Dieta antigua
En la dieta antigua, hace aproximadamente 1 siglo, encontrábamos en nuestros hogares platos cocinados a base de vísceras, pies de cerdo, cortezas de cerdo, callos, lengua de buey, embutidos, sangre frita de perdiz, cerebro, oreja, cola de cerdo, codillo de cordero, etc., alimentos todos ellos ricos en mucopolisacáridos . Por ello, incluso haciendo un ejercicio físico elevado el desgaste articular era menor.
Mucopolisacáridos
Los mucopolisacáridos purificados son unas sustancias que de manera natural se hallan presentes en el organismo y que se encargan de proporcionar elasticidad y lubricación al cartílago de las articulaciones. Por ello, es muy importante realizar una ingesta continuada de esta sustancia para mantener en buen estado nuestros cartílagos.
Dieta actual
Por suerte, la dieta actual es mucho más variada: pasta, arroz, cereales, pan, patatas, pescados, carnes, leche y derivados, frutas y verduras y en cambio ha bajado enormemente el consumo de vísceras y gelatina de carnes, alimentos que contienen una elevada dosis de mucopolisacáridos .
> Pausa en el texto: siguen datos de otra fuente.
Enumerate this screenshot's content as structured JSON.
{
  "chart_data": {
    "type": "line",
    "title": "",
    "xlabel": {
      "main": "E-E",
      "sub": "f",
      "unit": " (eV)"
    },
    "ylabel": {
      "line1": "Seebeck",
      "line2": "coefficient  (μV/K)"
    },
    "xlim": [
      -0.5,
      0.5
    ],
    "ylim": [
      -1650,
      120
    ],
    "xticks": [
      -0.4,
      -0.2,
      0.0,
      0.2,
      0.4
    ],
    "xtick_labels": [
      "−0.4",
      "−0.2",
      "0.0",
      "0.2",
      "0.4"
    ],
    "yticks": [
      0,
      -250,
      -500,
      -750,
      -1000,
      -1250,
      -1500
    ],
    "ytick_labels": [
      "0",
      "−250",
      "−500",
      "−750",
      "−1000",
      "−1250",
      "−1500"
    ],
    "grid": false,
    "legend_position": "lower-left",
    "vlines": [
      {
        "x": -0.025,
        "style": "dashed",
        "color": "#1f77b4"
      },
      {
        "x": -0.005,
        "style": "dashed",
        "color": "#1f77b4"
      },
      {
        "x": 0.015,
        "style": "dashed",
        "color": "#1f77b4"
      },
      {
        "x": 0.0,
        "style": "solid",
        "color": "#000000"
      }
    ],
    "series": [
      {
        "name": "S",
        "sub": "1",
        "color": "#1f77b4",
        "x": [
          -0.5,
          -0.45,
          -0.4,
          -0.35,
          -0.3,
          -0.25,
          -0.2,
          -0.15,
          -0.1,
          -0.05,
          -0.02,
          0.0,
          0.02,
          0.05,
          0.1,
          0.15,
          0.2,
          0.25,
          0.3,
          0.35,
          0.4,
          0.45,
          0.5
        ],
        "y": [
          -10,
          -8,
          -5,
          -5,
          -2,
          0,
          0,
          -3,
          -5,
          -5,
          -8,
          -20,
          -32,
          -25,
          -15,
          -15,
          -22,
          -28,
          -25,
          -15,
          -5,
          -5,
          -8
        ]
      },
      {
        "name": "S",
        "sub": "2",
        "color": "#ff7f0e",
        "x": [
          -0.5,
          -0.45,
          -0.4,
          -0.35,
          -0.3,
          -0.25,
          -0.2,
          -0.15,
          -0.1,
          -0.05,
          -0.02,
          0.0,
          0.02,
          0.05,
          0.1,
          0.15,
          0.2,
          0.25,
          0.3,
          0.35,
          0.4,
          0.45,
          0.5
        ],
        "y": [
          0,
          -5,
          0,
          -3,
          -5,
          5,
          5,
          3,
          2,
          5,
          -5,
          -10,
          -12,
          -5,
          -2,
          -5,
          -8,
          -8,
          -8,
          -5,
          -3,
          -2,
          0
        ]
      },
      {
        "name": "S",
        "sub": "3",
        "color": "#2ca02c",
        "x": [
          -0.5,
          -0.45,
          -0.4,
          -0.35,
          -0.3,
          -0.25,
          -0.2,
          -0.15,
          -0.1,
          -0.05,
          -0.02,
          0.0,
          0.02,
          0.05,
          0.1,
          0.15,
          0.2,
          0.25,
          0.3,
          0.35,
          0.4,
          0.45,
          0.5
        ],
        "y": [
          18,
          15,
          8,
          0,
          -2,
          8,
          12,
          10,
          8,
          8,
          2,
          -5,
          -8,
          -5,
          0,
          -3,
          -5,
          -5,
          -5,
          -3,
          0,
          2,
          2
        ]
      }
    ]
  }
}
En términos generales, la alimentación que se realiza en nuestros días es mucho más favorable para nuestra salud. Sin embargo, en contrapartida, este abandono en el consumo de ciertos alimentos también nos está comportando algunas carencias que sólo se pueden suplir añadiendo a nuestra dieta una suplementación, que en el caso de las articulaciones debería ser a través de un complemento nutricional rico en mucopolisacáridos .
También hemos de tener presente, que este cambio social y gastronómico, que en principio nos ha conducido a una dieta más sana, variada y al acceso rápido y fácil de todo tipo de alimentos, ha jugado un doble papel. La falta de tiempo nos ha acercado a la comida rápida (azucares refinados, bollería, grasas saturadas, bebidas azucaradas, grasas, carnes en exceso, fritos y rebozados...) y al sedentarismo, que conlleva en muchos casos al sobrepeso. Todos estos factores son muy nocivos para mantener sanas nuestras articulaciones.
Por eso, debemos apostar por una práctica habitual del deporte y una dieta sana, equilibrada y complementada con una suplemento alimenticio rico en mucopolisacáridos.